Ambient/1 Music for Airports by Brian Eno
Ambient 1: Music for Airports is the sixth studio album by Brian Eno. It was released by Polydor Records in 1978. The album consists of four compositions created by layering tape loops of differing lengths.
It was the first of four albums released in Eno's "Ambient" series, a term which he coined to differentiate his experimental and minimalistic approach to composition from "the products of the various purveyors of canned music".
The music was designed to be continuously looped as a sound installation, with the intent of defusing the tense, anxious atmosphere of an airport terminal. To achieve this, Eno sought to create music "as ignorable as it is interesting." Though it is not the earliest entry in the genre, it was the first album ever to be explicitly created under the label "ambient music."
Silencia by Hammock
“Silencia is a prelude to silence.”
Hammock’s Marc Byrd is speaking about the Nashville duo’s latest collection of meditative, lustrous compositions from his studio, perched south of Music City’s neon clamor.
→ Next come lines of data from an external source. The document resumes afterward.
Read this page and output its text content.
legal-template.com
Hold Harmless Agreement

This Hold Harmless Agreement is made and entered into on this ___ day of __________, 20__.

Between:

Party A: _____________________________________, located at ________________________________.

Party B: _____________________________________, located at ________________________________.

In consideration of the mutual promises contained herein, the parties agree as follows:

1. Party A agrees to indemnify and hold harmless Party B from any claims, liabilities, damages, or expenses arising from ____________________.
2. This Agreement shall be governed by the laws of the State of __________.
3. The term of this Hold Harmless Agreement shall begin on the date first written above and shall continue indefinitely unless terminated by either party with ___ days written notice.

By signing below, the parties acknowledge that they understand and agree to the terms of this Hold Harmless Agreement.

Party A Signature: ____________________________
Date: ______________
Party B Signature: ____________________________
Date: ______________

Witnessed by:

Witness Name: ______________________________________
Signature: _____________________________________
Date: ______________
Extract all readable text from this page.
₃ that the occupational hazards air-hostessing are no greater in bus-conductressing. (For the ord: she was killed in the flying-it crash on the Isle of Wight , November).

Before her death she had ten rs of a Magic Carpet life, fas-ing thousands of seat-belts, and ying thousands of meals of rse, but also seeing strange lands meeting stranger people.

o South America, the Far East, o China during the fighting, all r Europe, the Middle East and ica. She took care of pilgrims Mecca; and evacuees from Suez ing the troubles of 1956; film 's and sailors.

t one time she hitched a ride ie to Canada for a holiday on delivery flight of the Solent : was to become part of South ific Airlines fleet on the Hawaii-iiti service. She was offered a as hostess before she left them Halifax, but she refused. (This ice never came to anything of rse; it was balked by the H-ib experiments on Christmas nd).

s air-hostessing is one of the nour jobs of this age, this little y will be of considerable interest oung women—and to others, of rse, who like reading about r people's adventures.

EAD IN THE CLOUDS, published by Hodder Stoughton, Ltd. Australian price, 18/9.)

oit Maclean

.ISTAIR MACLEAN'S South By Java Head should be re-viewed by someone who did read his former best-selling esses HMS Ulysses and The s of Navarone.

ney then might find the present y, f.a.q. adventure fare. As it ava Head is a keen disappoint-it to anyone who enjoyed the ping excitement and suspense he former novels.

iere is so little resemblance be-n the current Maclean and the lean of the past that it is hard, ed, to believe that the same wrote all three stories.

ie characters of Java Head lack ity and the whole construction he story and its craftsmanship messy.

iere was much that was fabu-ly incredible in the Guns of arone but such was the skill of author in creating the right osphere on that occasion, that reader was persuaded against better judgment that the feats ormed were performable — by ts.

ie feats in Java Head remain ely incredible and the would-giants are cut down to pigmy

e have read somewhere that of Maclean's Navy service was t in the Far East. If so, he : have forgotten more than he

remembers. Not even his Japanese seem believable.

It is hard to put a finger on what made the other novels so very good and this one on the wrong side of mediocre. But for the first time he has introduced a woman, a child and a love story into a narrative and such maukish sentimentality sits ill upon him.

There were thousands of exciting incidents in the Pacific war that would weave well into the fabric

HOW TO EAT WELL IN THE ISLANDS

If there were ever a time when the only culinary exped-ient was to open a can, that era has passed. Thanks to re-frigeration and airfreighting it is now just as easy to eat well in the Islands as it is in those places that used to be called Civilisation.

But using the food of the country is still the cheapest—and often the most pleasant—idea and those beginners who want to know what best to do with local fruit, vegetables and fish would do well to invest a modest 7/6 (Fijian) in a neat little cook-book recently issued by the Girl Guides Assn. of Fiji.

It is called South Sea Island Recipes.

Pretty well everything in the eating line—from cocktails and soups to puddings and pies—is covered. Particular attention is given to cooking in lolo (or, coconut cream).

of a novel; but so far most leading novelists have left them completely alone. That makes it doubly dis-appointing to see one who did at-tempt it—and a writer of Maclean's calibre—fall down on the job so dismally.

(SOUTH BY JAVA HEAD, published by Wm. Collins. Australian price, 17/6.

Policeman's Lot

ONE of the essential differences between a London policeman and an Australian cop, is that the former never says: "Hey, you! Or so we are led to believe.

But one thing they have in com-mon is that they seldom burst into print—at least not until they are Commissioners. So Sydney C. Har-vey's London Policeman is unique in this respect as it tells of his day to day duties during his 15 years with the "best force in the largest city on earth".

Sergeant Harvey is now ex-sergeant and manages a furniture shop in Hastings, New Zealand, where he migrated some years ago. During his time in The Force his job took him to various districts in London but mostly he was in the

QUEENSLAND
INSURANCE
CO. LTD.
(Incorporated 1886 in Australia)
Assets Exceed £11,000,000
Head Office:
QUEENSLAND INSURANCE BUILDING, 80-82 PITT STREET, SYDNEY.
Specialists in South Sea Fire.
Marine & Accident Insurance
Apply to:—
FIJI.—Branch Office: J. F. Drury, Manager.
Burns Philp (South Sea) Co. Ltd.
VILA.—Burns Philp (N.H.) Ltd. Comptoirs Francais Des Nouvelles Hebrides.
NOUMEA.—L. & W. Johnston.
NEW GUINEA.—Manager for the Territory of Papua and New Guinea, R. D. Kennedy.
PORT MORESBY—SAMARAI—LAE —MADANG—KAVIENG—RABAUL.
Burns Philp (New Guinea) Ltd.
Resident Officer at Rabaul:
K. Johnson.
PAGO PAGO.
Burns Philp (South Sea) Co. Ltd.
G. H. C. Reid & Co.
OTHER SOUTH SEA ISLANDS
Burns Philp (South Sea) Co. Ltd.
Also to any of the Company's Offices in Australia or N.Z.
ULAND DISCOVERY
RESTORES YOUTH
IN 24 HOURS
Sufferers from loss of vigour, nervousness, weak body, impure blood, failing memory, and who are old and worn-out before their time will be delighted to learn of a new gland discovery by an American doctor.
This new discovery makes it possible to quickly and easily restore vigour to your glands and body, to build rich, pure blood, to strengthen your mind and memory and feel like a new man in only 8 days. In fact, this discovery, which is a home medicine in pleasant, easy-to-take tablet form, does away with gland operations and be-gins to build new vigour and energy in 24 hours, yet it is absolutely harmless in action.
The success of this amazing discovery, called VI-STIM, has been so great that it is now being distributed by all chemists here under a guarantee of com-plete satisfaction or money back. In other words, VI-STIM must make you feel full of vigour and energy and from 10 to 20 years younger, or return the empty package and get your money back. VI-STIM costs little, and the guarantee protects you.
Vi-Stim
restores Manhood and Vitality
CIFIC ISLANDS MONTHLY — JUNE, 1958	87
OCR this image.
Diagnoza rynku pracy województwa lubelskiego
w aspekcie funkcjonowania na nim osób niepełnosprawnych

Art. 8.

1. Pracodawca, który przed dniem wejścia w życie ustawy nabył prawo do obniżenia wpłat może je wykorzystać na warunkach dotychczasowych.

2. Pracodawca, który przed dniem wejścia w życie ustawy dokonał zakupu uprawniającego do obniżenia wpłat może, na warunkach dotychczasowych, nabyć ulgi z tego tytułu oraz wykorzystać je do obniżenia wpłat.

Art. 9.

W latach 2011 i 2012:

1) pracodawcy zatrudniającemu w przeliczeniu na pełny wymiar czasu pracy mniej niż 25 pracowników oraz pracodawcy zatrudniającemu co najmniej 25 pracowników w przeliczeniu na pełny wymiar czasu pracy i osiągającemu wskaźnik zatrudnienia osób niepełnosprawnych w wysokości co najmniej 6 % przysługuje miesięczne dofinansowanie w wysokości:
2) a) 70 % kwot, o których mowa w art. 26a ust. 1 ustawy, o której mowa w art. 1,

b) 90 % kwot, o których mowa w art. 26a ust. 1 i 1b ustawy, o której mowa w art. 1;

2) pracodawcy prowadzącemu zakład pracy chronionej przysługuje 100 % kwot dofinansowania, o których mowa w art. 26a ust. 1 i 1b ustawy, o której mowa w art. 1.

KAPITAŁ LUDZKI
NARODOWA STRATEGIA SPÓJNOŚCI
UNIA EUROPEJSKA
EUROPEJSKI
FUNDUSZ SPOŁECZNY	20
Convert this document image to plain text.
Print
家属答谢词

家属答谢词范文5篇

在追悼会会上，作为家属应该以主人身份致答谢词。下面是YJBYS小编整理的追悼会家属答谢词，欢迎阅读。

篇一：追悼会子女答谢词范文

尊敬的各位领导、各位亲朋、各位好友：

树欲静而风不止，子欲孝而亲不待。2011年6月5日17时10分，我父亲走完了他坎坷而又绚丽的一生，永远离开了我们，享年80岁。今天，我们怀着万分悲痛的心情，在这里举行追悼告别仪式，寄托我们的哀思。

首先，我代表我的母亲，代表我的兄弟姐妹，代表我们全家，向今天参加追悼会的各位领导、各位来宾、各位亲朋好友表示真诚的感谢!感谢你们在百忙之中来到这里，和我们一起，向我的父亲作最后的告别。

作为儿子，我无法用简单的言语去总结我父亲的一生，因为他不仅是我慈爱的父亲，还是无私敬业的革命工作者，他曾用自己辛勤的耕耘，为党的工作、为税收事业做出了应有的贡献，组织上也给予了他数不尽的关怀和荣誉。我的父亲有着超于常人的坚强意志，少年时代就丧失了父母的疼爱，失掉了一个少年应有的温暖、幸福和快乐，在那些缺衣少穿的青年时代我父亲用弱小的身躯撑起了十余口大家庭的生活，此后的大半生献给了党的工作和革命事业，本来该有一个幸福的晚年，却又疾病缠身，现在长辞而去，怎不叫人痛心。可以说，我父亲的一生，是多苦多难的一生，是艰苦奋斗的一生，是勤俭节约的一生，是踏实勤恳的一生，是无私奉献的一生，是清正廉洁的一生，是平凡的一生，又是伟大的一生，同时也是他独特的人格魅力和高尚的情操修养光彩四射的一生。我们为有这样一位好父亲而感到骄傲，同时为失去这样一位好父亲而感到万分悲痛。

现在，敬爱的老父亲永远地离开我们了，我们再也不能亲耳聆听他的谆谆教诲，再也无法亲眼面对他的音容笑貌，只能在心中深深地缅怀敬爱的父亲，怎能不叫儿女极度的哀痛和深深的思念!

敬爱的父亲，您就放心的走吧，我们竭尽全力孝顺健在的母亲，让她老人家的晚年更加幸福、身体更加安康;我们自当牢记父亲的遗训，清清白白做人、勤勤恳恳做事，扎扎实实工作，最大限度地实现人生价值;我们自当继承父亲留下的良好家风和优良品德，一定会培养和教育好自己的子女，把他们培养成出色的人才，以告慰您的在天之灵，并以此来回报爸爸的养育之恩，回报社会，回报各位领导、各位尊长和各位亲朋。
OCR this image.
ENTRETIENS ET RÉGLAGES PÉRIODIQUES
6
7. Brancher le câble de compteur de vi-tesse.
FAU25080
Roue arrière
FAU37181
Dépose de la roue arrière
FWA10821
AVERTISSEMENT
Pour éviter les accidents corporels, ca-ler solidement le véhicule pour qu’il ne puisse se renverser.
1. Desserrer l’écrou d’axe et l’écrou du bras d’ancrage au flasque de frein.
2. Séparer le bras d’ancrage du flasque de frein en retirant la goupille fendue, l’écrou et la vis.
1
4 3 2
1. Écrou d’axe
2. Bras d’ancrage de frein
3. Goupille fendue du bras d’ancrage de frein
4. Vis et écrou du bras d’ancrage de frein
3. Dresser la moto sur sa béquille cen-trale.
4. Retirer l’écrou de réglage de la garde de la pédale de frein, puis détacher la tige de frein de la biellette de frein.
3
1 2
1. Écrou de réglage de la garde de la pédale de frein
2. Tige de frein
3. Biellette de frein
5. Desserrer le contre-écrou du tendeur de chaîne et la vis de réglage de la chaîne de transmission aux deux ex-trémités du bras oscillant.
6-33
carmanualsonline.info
“It was made in reverence to that space,” he continues, “so it’s great if you don’t feel a need to listen to music after it ends. Silence has become a friend.”
Silencia, which arrives November 15 courtesy the band’s own Hammock Music label, is their 10th LP since founding in 2003. And it closes a trilogy that started in 2017 with Mysterium, a towering modern classical record that Byrd and co-founder Andrew Thompson made shortly after the death of 20-year-old Clark Kern, the former’s nephew.
“Mysterium was about a shattering,” Byrd says. “Universalis, the trilogy’s second record, was an attempt to put things back together, and Silencia reflects a quiet resolution of knowing this is what life is. You have to live in the midst of both.”